Backrooms et la controverse du copyright : quand A24 transforme une légende d’Internet en franchise hollywoodienne

Backrooms semblait être l’une des plus belles réussites récentes du cinéma d’horreur.

Une légende née sur Internet, nourrie par des forums, YouTube, Reddit, des jeux amateurs et des fan arts, est devenue un film A24 à grand succès. Kane Parsons, connu en ligne sous le nom de Kane Pixels, est passé de créateur YouTube à réalisateur très observé par Hollywood.

Mais le succès du film a aussi ouvert une question plus délicate.

Après des signalements de suppressions visant des créations inspirées de Backrooms, une partie de la communauté a accusé A24 de vouloir contrôler une culture qui existait bien avant le film.

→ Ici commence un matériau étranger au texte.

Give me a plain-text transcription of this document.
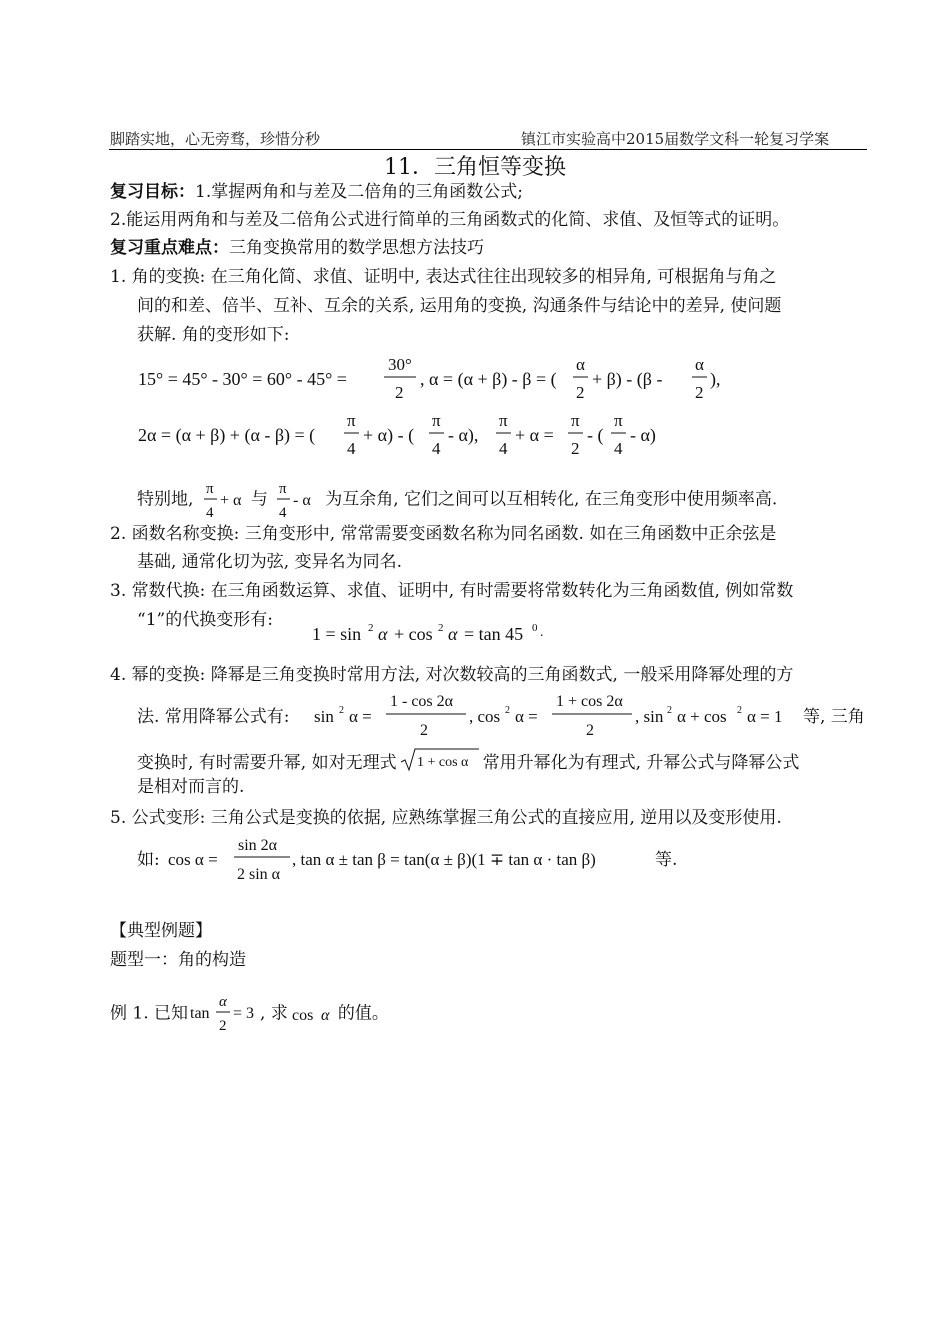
脚踏实地，心无旁骛，珍惜分秒	镇江市实验高中2015届数学文科一轮复习学案
11．三角恒等变换
复习目标：1.掌握两角和与差及二倍角的三角函数公式;
2.能运用两角和与差及二倍角公式进行简单的三角函数式的化简、求值、及恒等式的证明。
复习重点难点：三角变换常用的数学思想方法技巧
1. 角的变换: 在三角化简、求值、证明中, 表达式往往出现较多的相异角, 可根据角与角之
间的和差、倍半、互补、互余的关系, 运用角的变换, 沟通条件与结论中的差异, 使问题
获解. 角的变形如下:
15° = 45° - 30° = 60° - 45° =
30°
2
, α = (α + β) - β = (
α
2
+ β) - (β -
α
2
),
2α = (α + β) + (α - β) = (
π
4
+ α) - (
π
4
- α),
π
4
+ α =
π
2
- (
π
4
- α)
特别地,
π
4
+ α 与
π
4
- α 为互余角, 它们之间可以互相转化, 在三角变形中使用频率高.
2. 函数名称变换: 三角变形中, 常常需要变函数名称为同名函数. 如在三角函数中正余弦是
基础, 通常化切为弦, 变异名为同名.
3. 常数代换: 在三角函数运算、求值、证明中, 有时需要将常数转化为三角函数值, 例如常数
“1”的代换变形有:
1 = sin 2 α + cos 2 α = tan 45 0 .
4. 幂的变换: 降幂是三角变换时常用方法, 对次数较高的三角函数式, 一般采用降幂处理的方
法. 常用降幂公式有: sin 2 α =
1 - cos 2α
2
, cos 2 α =
1 + cos 2α
2
, sin 2 α + cos 2 α = 1 等, 三角
变换时, 有时需要升幂, 如对无理式 1 + cos α 常用升幂化为有理式, 升幂公式与降幂公式
是相对而言的.
5. 公式变形: 三角公式是变换的依据, 应熟练掌握三角公式的直接应用, 逆用以及变形使用.
如: cos α =
sin 2α
2 sin α
, tan α ± tan β = tan(α ± β)(1 ∓ tan α · tan β)	等.
【典型例题】
题型一：角的构造
例 1. 已知 tan
α
2
= 3 , 求 cos α 的值。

La question dépasse donc largement un simple problème de produits dérivés.

À qui appartient une légende d’Internet ?

目次

Qu’est-ce que Backrooms ?

Backrooms est un concept d’horreur né en ligne autour d’une idée simple : une personne “sort” accidentellement de la réalité et se retrouve dans un labyrinthe infini de pièces vides.

L’image la plus connue montre des murs jaunes, des néons, une moquette humide et une atmosphère de bureau abandonné. Rien n’est franchement spectaculaire au départ. L’angoisse vient plutôt du sentiment d’être coincé dans un lieu banal, familier, mais profondément faux.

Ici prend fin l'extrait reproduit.